There have been many stories about the death of PR (see my post Circle of Life in PR). And now it seems that SEO is being killed off too (see this Forbes piece). Yet, the last time I looked, the PR field continues to grow; and I don't get the feeling that good SEO professionals are lacking work.
The same, sadly, cannot be said for the field of professional photography; yet you don't see many articles about its decline (there was one such piece in the NY Times two years ago; more recent articles about the field focus on the photo retouching controversy).
It is a sad fact that the growth of photo sharing, digital cameras and cheap stock photo sites are sucking the life out of professional photography. People are all too willing to sacrifice quality in the name of saving a few bucks.

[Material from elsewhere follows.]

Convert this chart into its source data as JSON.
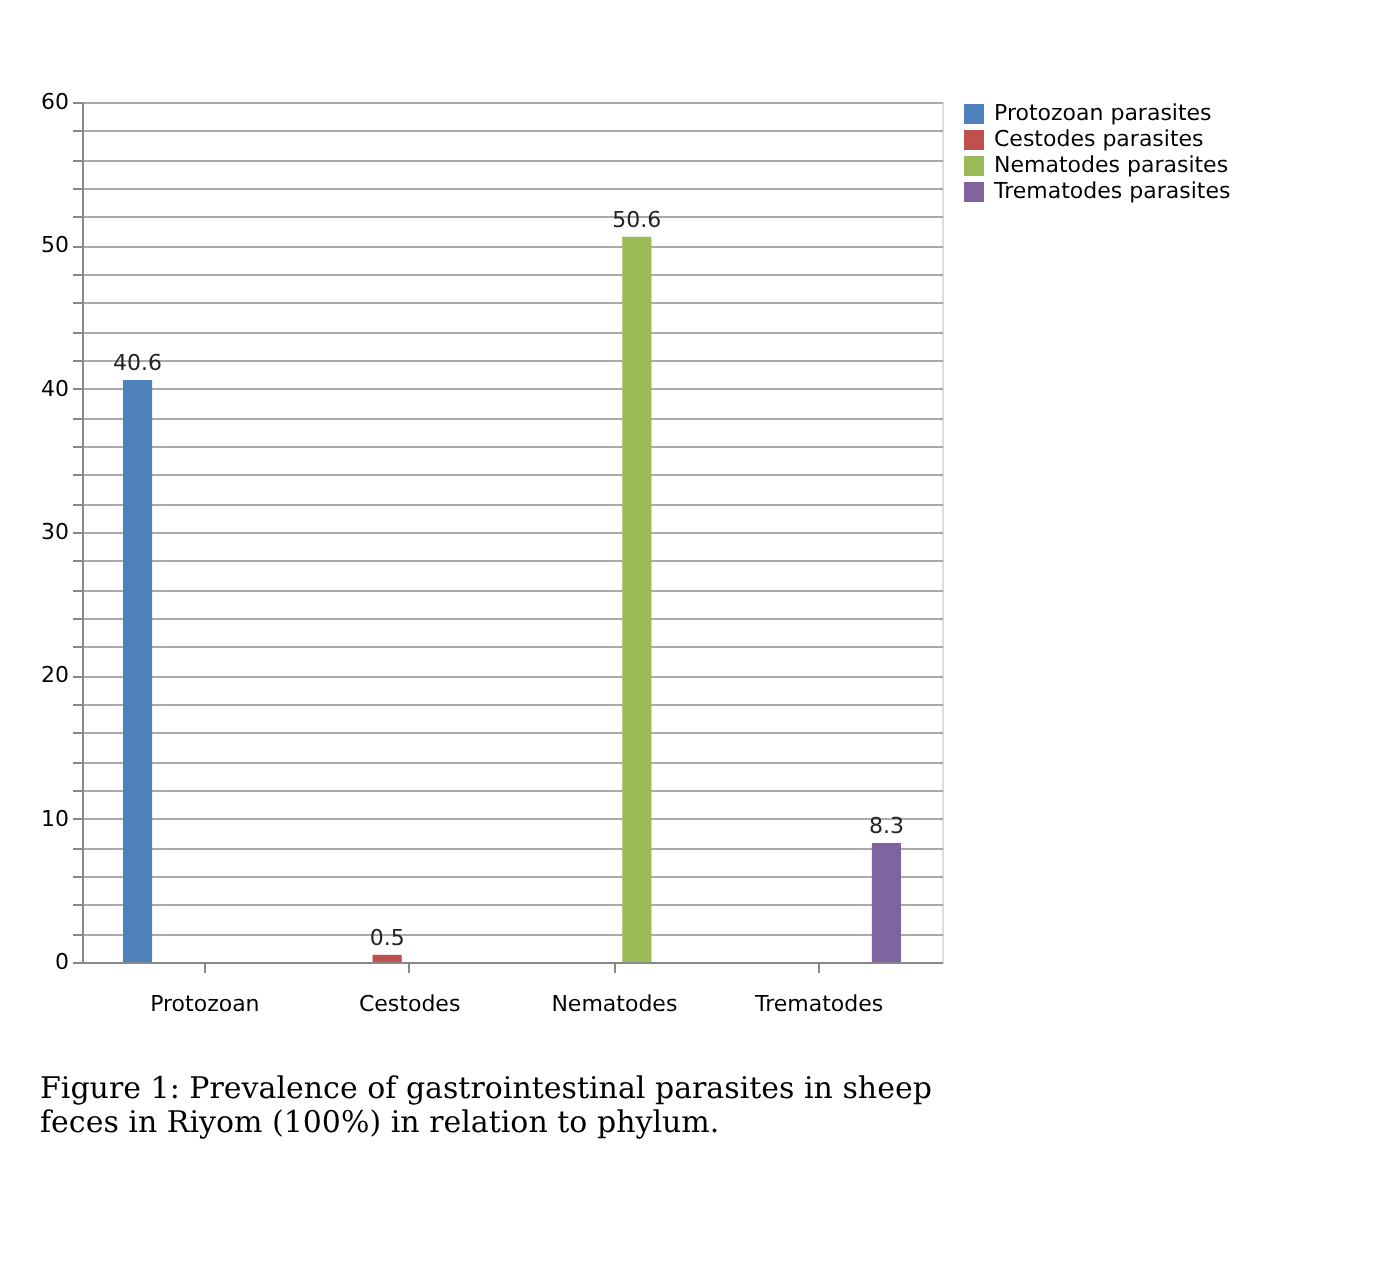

I know this because I ride the train every day with Steve Lesnick, a commercial advertising photographer.
Steve is extremely talented, and has a great track record and portfolio (see the link and photo on the right); yet his business has suffered, and he is not alone, if you believe the NY Times piece.
I asked him for his comments; this is is what Steve had to say on the topic:
I've been living and watching the entire dumbing down of visual arts that has taken place since everyone got Photoshop/Quark/Illustrator and a decent digital camera. They were supposed to be tools, not styles or an end result.
Great images create an emotional connection with the viewer. To me, a company that brands itself with mediocre imagery in their advertising makes it look like an afterthought.
Since when is "it's good enough" good enough, if you want to stand out from your competitors? Wouldn't it be cheaper to do something that is more memorable from the beginning?
If a company will only spend a nickel on their advertising/images are they only going to spend a nickel on product development, testing and customer service too?
If you think Steve sounds a little bitter, can you blame him? It is not easy to see your life's work, and the field around it, become increasingly irrelevant.
But perhaps there is hope for photography. More and more people are speaking out about the power of visual images in marketing, and the importance of high quality (see these examples: You Should be in Pictures, Studies Show that People Ignore Generic Photos, 5 Content Marketing Ideas worth Stealing, The Evocative Visual Approach to Social Media Marketing).
Amidst the online noise and clutter, a compelling image might just be ticket to having your marketing stand out.
Online marketing is growing, as is content marketing - both increasingly benefit by using high quality, professionally produced imagery as an attention getter. Will the rising tide of these forms of marketing lift the boat of professional photography?